Perché, come spiega il regista Jhonny Hendrix Hinestroza, autore degli short Tricolor fútbol club (2005) e Cuando llegan los muchachos (2010), qui al suo debutto nel lungometraggio: "Chocó cerca di restare a galla. L'unica cosa che la fa andare avanti sono i suoi bambini, ma la depressione dovuta alla sua relazione e la violenza a cui è sottoposta le faranno cambiare idea sulla sua vita e la sua cultura".
In particolar modo dal momento in cui, pur credendo che le cose potranno andare meglio, perde il lavoro, sua figlia desidera una torta di compleanno e, come se non bastasse, l'uomo finisce per spendere i loro ultimi risparmi.

27 anni schiava

Ed è con il canto funebre per la morte di una madre che aprono i circa ottanta minuti di visione, volti poi a mostrare, immediatamente, Everlides impegnato a costringere Chocó ad avere un rapporto sessuale con lui, sebbene la donna stia dormendo.
Una situazione che provvede subito ad immergere lo spettatore nello squallido e tutt'altro che sereno quotidiano vivere della protagonista, tra baracche fatiscenti e totale assenza di moderni mezzi tecnologici quali la televisione o i telefoni cellulari.
Del resto, il titolo del film non fa riferimento soltanto al nome di questa particolare figura femminile ottimamente incarnata dalla già citata Hinestroza, ma, con capoluogo a Quibdó e comprendente altri trenta comuni, è anche uno dei trentadue dipartimenti di cui si compone la Colombia.
Connotato dalla foresta pluviale, è uno dei luoghi più piovosi della Terra, ricco di risorse naturali ma caratterizzato da una popolazione le cui condizioni economiche rientrano tra le più basse della nazione.
Non a caso, pur immortalando una triste storia di dura convivenza familiare, è proprio su questi aspetti che, parallelamente, si concentra la macchina da presa; accennando, tra l'altro, agli speculatori propensi ad usare il mercurio inquinante per la ricerca dell'oro e alla discriminazione dei neri, cosiddetti afro-colombiani.
Quindi, l'esile soggetto, complice un tragico ed inaspettato epilogo, riesce, di conseguenza, a porsi in maniera efficace al servizio di un racconto sì di finzione, ma che non sembra dimenticare neppure un indispensabile sguardo di taglio documentaristico.

Chocò “Chocó è un ritratto profondo su coloro che vivono in una terra dimenticata; è una metafora sulla ricchezza di questa terra e sull’abuso che ne deriva.

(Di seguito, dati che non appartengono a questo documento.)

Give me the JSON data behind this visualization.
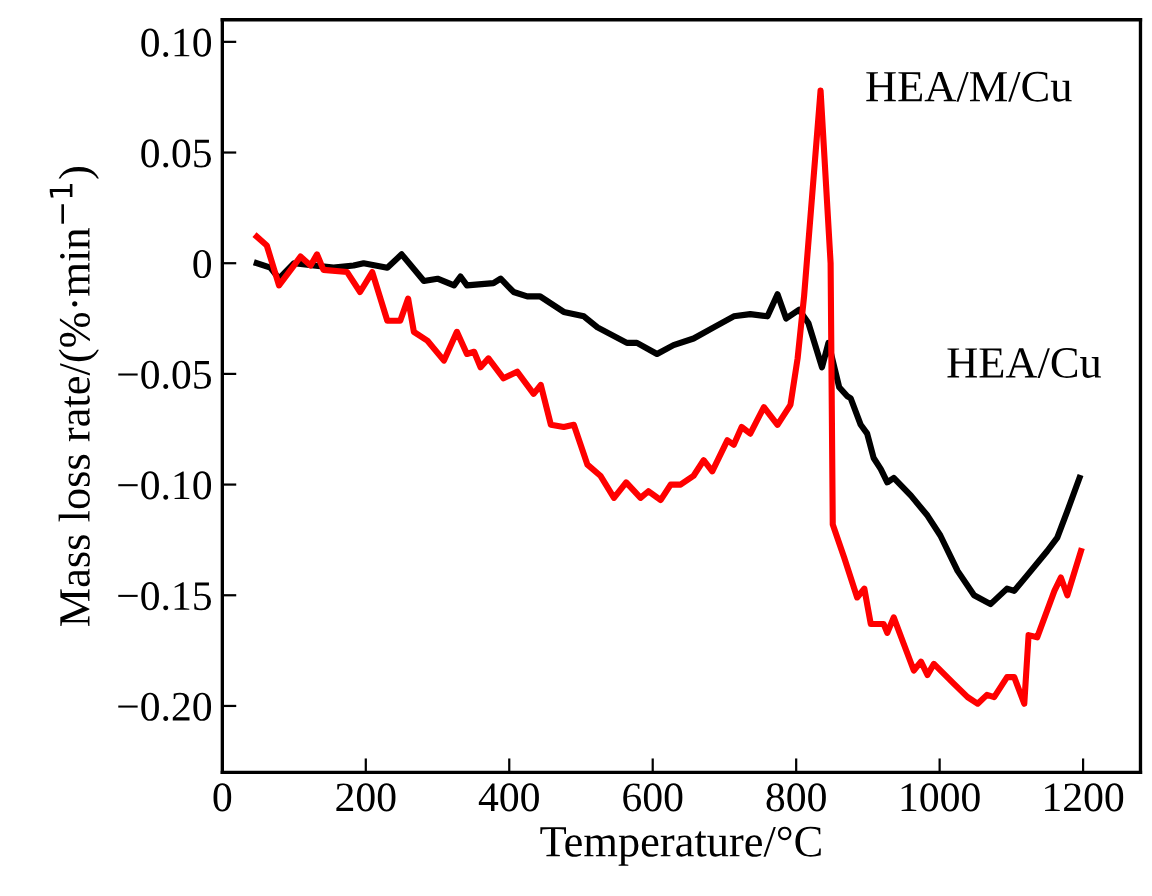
{
  "chart_data": {
    "type": "line",
    "xlabel": "Temperature/°C",
    "ylabel": "Mass loss rate/(%·min$^{−1}$)",
    "xlim": [
      0,
      1280
    ],
    "xticks": [
      0,
      200,
      400,
      600,
      800,
      1000,
      1200
    ],
    "ylim": [
      -0.23,
      0.11
    ],
    "yticks": [
      {
        "value": 0.1,
        "label": "0.10"
      },
      {
        "value": 0.05,
        "label": "0.05"
      },
      {
        "value": 0,
        "label": "0"
      },
      {
        "value": -0.05,
        "label": "−0.05"
      },
      {
        "value": -0.1,
        "label": "−0.10"
      },
      {
        "value": -0.15,
        "label": "−0.15"
      },
      {
        "value": -0.2,
        "label": "−0.20"
      }
    ],
    "grid": false,
    "legend": false,
    "marker": "none",
    "line_style": "solid",
    "series": [
      {
        "name": "HEA/Cu",
        "color": "#000000",
        "x": [
          48,
          67,
          79,
          100,
          155,
          183,
          197,
          230,
          250,
          281,
          300,
          323,
          332,
          341,
          378,
          388,
          406,
          425,
          443,
          476,
          504,
          523,
          564,
          578,
          606,
          629,
          657,
          685,
          713,
          736,
          760,
          774,
          786,
          804,
          817,
          836,
          845,
          860,
          871,
          876,
          890,
          899,
          908,
          918,
          927,
          936,
          960,
          983,
          1001,
          1025,
          1048,
          1071,
          1094,
          1104,
          1122,
          1150,
          1164,
          1178,
          1195
        ],
        "values": [
          0.0,
          -0.002,
          -0.007,
          0.0,
          -0.002,
          -0.001,
          0.0,
          -0.002,
          0.004,
          -0.008,
          -0.007,
          -0.01,
          -0.006,
          -0.01,
          -0.009,
          -0.007,
          -0.013,
          -0.015,
          -0.015,
          -0.022,
          -0.024,
          -0.029,
          -0.036,
          -0.036,
          -0.041,
          -0.037,
          -0.034,
          -0.029,
          -0.024,
          -0.023,
          -0.024,
          -0.014,
          -0.025,
          -0.021,
          -0.027,
          -0.047,
          -0.036,
          -0.056,
          -0.06,
          -0.061,
          -0.073,
          -0.077,
          -0.088,
          -0.093,
          -0.099,
          -0.097,
          -0.105,
          -0.114,
          -0.123,
          -0.139,
          -0.15,
          -0.154,
          -0.147,
          -0.148,
          -0.141,
          -0.13,
          -0.124,
          -0.112,
          -0.097
        ]
      },
      {
        "name": "HEA/M/Cu",
        "color": "#ff0000",
        "x": [
          48,
          62,
          79,
          100,
          109,
          123,
          132,
          141,
          174,
          192,
          209,
          230,
          248,
          259,
          267,
          286,
          309,
          327,
          341,
          351,
          360,
          371,
          392,
          411,
          434,
          444,
          458,
          476,
          490,
          509,
          527,
          546,
          563,
          583,
          594,
          611,
          625,
          639,
          657,
          671,
          683,
          704,
          713,
          724,
          736,
          755,
          774,
          792,
          802,
          811,
          834,
          848,
          851,
          867,
          885,
          895,
          904,
          922,
          927,
          936,
          950,
          964,
          974,
          983,
          992,
          1020,
          1039,
          1053,
          1066,
          1076,
          1094,
          1104,
          1118,
          1124,
          1136,
          1160,
          1169,
          1178,
          1197
        ],
        "values": [
          0.012,
          0.008,
          -0.01,
          -0.001,
          0.003,
          -0.001,
          0.004,
          -0.003,
          -0.004,
          -0.013,
          -0.004,
          -0.026,
          -0.026,
          -0.016,
          -0.031,
          -0.035,
          -0.044,
          -0.031,
          -0.041,
          -0.04,
          -0.047,
          -0.043,
          -0.052,
          -0.049,
          -0.059,
          -0.055,
          -0.073,
          -0.074,
          -0.073,
          -0.091,
          -0.096,
          -0.106,
          -0.099,
          -0.106,
          -0.103,
          -0.107,
          -0.1,
          -0.1,
          -0.096,
          -0.089,
          -0.094,
          -0.08,
          -0.082,
          -0.074,
          -0.077,
          -0.065,
          -0.073,
          -0.064,
          -0.043,
          -0.015,
          0.078,
          0.0,
          -0.118,
          -0.133,
          -0.151,
          -0.147,
          -0.163,
          -0.163,
          -0.167,
          -0.16,
          -0.172,
          -0.184,
          -0.18,
          -0.186,
          -0.181,
          -0.19,
          -0.196,
          -0.199,
          -0.195,
          -0.196,
          -0.187,
          -0.187,
          -0.199,
          -0.168,
          -0.169,
          -0.148,
          -0.142,
          -0.15,
          -0.13
        ]
      }
    ]
  }
}
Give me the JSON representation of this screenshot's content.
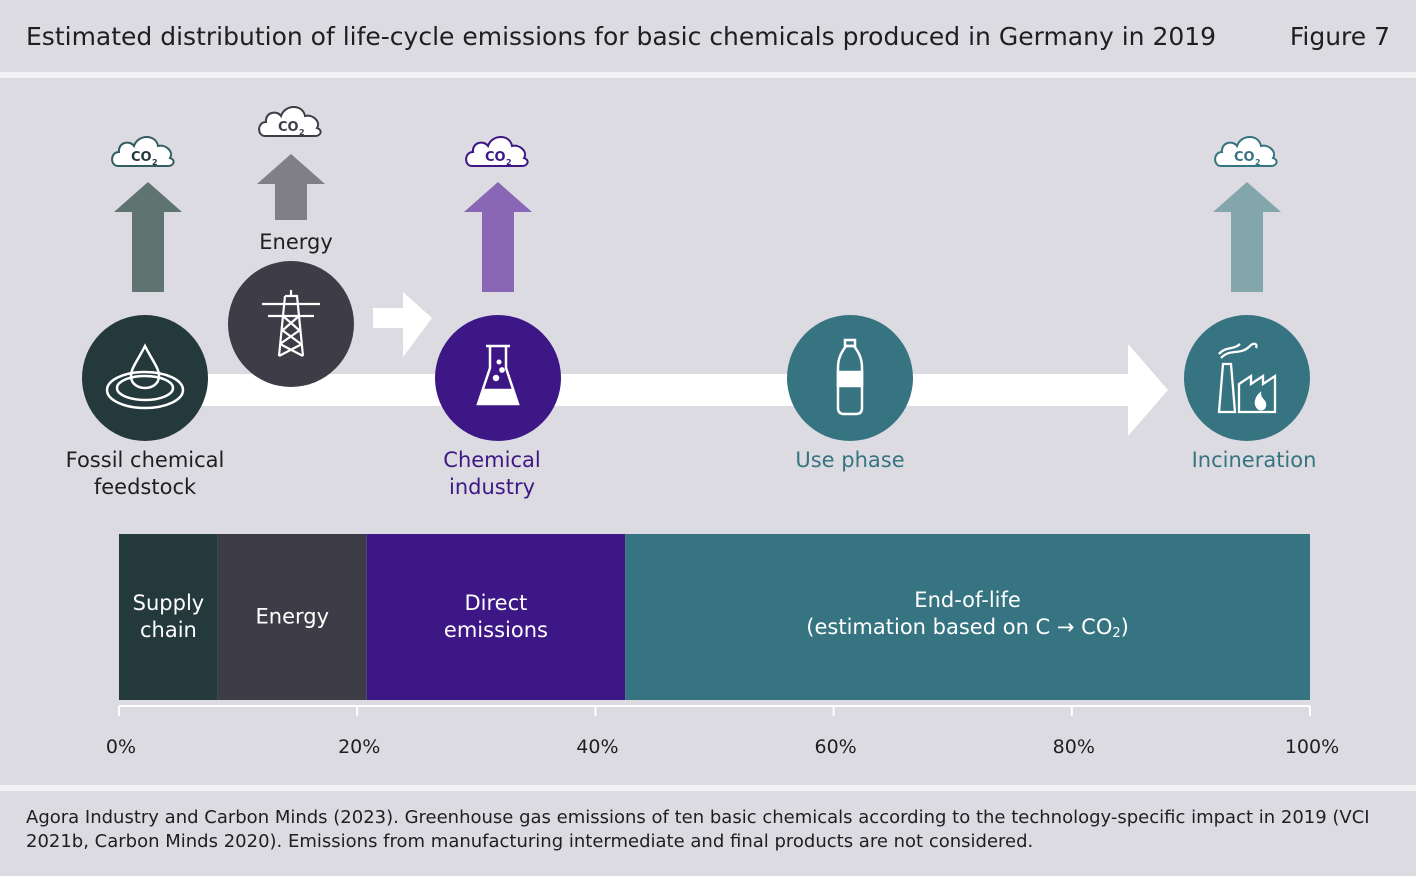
{
  "header": {
    "title": "Estimated distribution of life-cycle emissions for basic chemicals produced in Germany in 2019",
    "figure": "Figure 7"
  },
  "flow": {
    "co2_label": "CO",
    "co2_sub": "2",
    "stages": [
      {
        "name": "Fossil chemical",
        "name2": "feedstock",
        "color": "#24393c",
        "arrow_color": "#5f7471"
      },
      {
        "name": "Energy",
        "name2": "",
        "color": "#3e3d47",
        "arrow_color": "#807e86"
      },
      {
        "name": "Chemical",
        "name2": "industry",
        "color": "#3e1786",
        "arrow_color": "#8a66b6",
        "label_color": "#3e1786"
      },
      {
        "name": "Use phase",
        "name2": "",
        "color": "#377482",
        "label_color": "#377482"
      },
      {
        "name": "Incineration",
        "name2": "",
        "color": "#377482",
        "arrow_color": "#82a6ac",
        "label_color": "#377482"
      }
    ]
  },
  "chart_data": {
    "type": "bar",
    "orientation": "horizontal-stacked",
    "title": "Estimated distribution of life-cycle emissions for basic chemicals produced in Germany in 2019",
    "xlim": [
      0,
      100
    ],
    "ticks": [
      "0%",
      "20%",
      "40%",
      "60%",
      "80%",
      "100%"
    ],
    "tick_values": [
      0,
      20,
      40,
      60,
      80,
      100
    ],
    "series": [
      {
        "name": "Supply chain",
        "line1": "Supply",
        "line2": "chain",
        "start": 0,
        "value": 8.3,
        "color": "#24393c"
      },
      {
        "name": "Energy",
        "line1": "Energy",
        "line2": "",
        "start": 8.3,
        "value": 12.5,
        "color": "#3e3d47"
      },
      {
        "name": "Direct emissions",
        "line1": "Direct",
        "line2": "emissions",
        "start": 20.8,
        "value": 21.7,
        "color": "#3e1786"
      },
      {
        "name": "End-of-life (estimation based on C → CO2)",
        "line1": "End-of-life",
        "line2": "(estimation based on C → CO",
        "line2_sub": "2",
        "line2_end": ")",
        "start": 42.5,
        "value": 57.5,
        "color": "#377482"
      }
    ]
  },
  "footer": {
    "source": "Agora Industry and Carbon Minds (2023). Greenhouse gas emissions of ten basic chemicals according to the technology-specific impact in 2019 (VCI 2021b, Carbon Minds 2020). Emissions from manufacturing intermediate and final products are not considered."
  }
}
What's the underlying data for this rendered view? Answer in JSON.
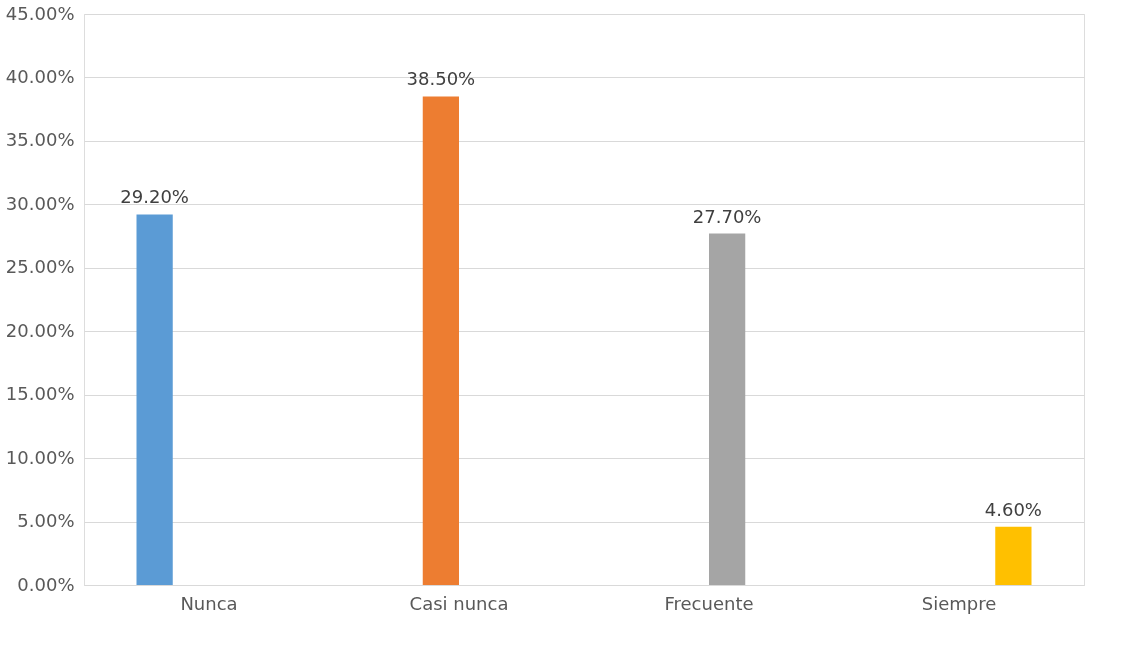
{
  "chart_data": {
    "type": "bar",
    "categories": [
      "Nunca",
      "Casi nunca",
      "Frecuente",
      "Siempre"
    ],
    "series": [
      {
        "color": "#5b9bd5",
        "values": [
          29.2,
          null,
          null,
          null
        ],
        "value_labels": [
          "29.20%",
          null,
          null,
          null
        ]
      },
      {
        "color": "#ed7d31",
        "values": [
          null,
          38.5,
          null,
          null
        ],
        "value_labels": [
          null,
          "38.50%",
          null,
          null
        ]
      },
      {
        "color": "#a5a5a5",
        "values": [
          null,
          null,
          27.7,
          null
        ],
        "value_labels": [
          null,
          null,
          "27.70%",
          null
        ]
      },
      {
        "color": "#ffc000",
        "values": [
          null,
          null,
          null,
          4.6
        ],
        "value_labels": [
          null,
          null,
          null,
          "4.60%"
        ]
      }
    ],
    "ylim": [
      0,
      45
    ],
    "yticks": [
      {
        "value": 0,
        "label": "0.00%"
      },
      {
        "value": 5,
        "label": "5.00%"
      },
      {
        "value": 10,
        "label": "10.00%"
      },
      {
        "value": 15,
        "label": "15.00%"
      },
      {
        "value": 20,
        "label": "20.00%"
      },
      {
        "value": 25,
        "label": "25.00%"
      },
      {
        "value": 30,
        "label": "30.00%"
      },
      {
        "value": 35,
        "label": "35.00%"
      },
      {
        "value": 40,
        "label": "40.00%"
      },
      {
        "value": 45,
        "label": "45.00%"
      }
    ],
    "grid": "y",
    "legend": false
  }
}
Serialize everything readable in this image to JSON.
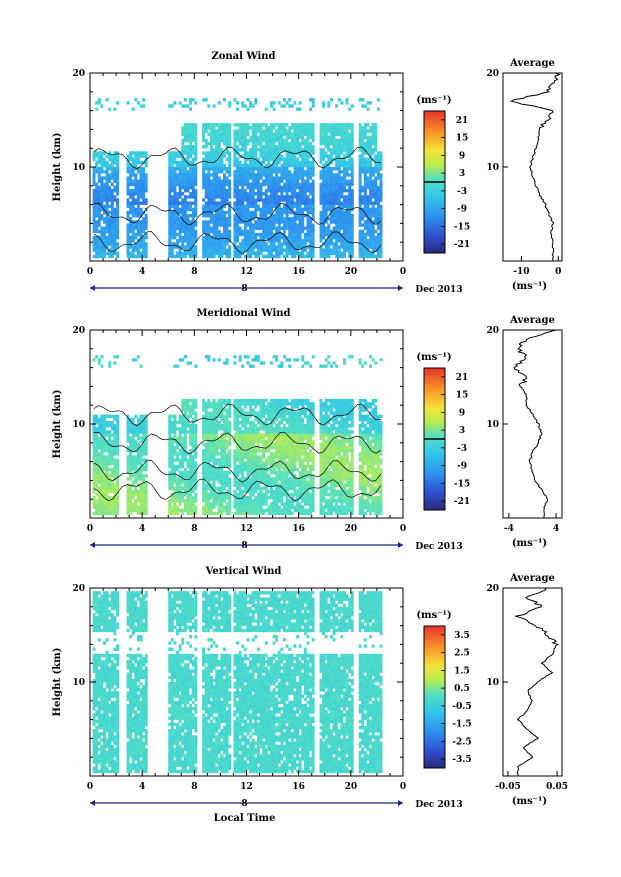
{
  "chart_data": [
    {
      "type": "heatmap",
      "title": "Zonal Wind",
      "ylabel": "Height (km)",
      "ylim": [
        0,
        20
      ],
      "yticks": [
        "20",
        "10"
      ],
      "xlim": [
        0,
        24
      ],
      "xticks": [
        "0",
        "4",
        "8",
        "12",
        "16",
        "20",
        "0"
      ],
      "date_marker": "8",
      "date_label": "Dec 2013",
      "colorbar": {
        "unit": "(ms⁻¹)",
        "ticks": [
          "21",
          "15",
          "9",
          "3",
          "-3",
          "-9",
          "-15",
          "-21"
        ],
        "range": [
          -24,
          24
        ],
        "contour_level": 0
      },
      "profile": {
        "title": "Average",
        "xlabel": "(ms⁻¹)",
        "xticks": [
          "-10",
          "0"
        ],
        "xlim": [
          -15,
          1
        ],
        "height": [
          1,
          2,
          3,
          4,
          5,
          6,
          7,
          8,
          9,
          10,
          11,
          12,
          13,
          14,
          15,
          16,
          17,
          18,
          19,
          20
        ],
        "value": [
          -1.5,
          -1.5,
          -2,
          -1.5,
          -2.5,
          -3.5,
          -5,
          -6,
          -7,
          -7.5,
          -7,
          -6,
          -5.5,
          -5,
          -3,
          -2,
          -13,
          -3,
          -1,
          0
        ]
      }
    },
    {
      "type": "heatmap",
      "title": "Meridional Wind",
      "ylabel": "Height (km)",
      "ylim": [
        0,
        20
      ],
      "yticks": [
        "20",
        "10"
      ],
      "xlim": [
        0,
        24
      ],
      "xticks": [
        "0",
        "4",
        "8",
        "12",
        "16",
        "20",
        "0"
      ],
      "date_marker": "8",
      "date_label": "Dec 2013",
      "colorbar": {
        "unit": "(ms⁻¹)",
        "ticks": [
          "21",
          "15",
          "9",
          "3",
          "-3",
          "-9",
          "-15",
          "-21"
        ],
        "range": [
          -24,
          24
        ],
        "contour_level": 0
      },
      "profile": {
        "title": "Average",
        "xlabel": "(ms⁻¹)",
        "xticks": [
          "-4",
          "4"
        ],
        "xlim": [
          -5,
          5
        ],
        "height": [
          1,
          2,
          3,
          4,
          5,
          6,
          7,
          8,
          9,
          10,
          11,
          12,
          13,
          14,
          15,
          16,
          17,
          18,
          19,
          20
        ],
        "value": [
          2,
          2.5,
          1.5,
          0.5,
          0,
          -0.5,
          0,
          1,
          1.5,
          1,
          0,
          -1,
          -1,
          -2,
          -1,
          -3,
          -1,
          -2.5,
          -1,
          4
        ]
      }
    },
    {
      "type": "heatmap",
      "title": "Vertical Wind",
      "ylabel": "Height (km)",
      "xlabel": "Local Time",
      "ylim": [
        0,
        20
      ],
      "yticks": [
        "20",
        "10"
      ],
      "xlim": [
        0,
        24
      ],
      "xticks": [
        "0",
        "4",
        "8",
        "12",
        "16",
        "20",
        "0"
      ],
      "date_marker": "8",
      "date_label": "Dec 2013",
      "colorbar": {
        "unit": "(ms⁻¹)",
        "ticks": [
          "3.5",
          "2.5",
          "1.5",
          "0.5",
          "-0.5",
          "-1.5",
          "-2.5",
          "-3.5"
        ],
        "range": [
          -4,
          4
        ]
      },
      "profile": {
        "title": "Average",
        "xlabel": "(ms⁻¹)",
        "xticks": [
          "-0.05",
          "0.05"
        ],
        "xlim": [
          -0.06,
          0.06
        ],
        "height": [
          1,
          2,
          3,
          4,
          5,
          6,
          7,
          8,
          9,
          10,
          11,
          12,
          13,
          14,
          15,
          16,
          17,
          18,
          19,
          20
        ],
        "value": [
          -0.03,
          0.0,
          -0.02,
          0.01,
          -0.01,
          -0.03,
          -0.01,
          0.0,
          -0.01,
          0.01,
          0.04,
          0.02,
          0.04,
          0.05,
          0.03,
          0.01,
          -0.03,
          0.02,
          -0.01,
          0.03
        ]
      }
    }
  ]
}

È una storia che mescola dramma, amore e toni comici, come accade nella vita reale”. Sarebbe sufficiente questa dichiarazione del cineasta colombiano classe 1975 Jhonny Hendrix Hinestroza per sintetizzare il suo primo lungometraggio, drammatica storia al femminile volta a raccontare non solo le difficoltà della vita coniugale della protagonista, ma anche quelle con (e della) povera realtà che la circonda. Nel corso di una breve operazione che svolge a dovere sia il proprio compito di raccontare una storia di finzione che quello di documentare le scarse condizioni economiche in cui versa il dipartimento colombiano del titolo.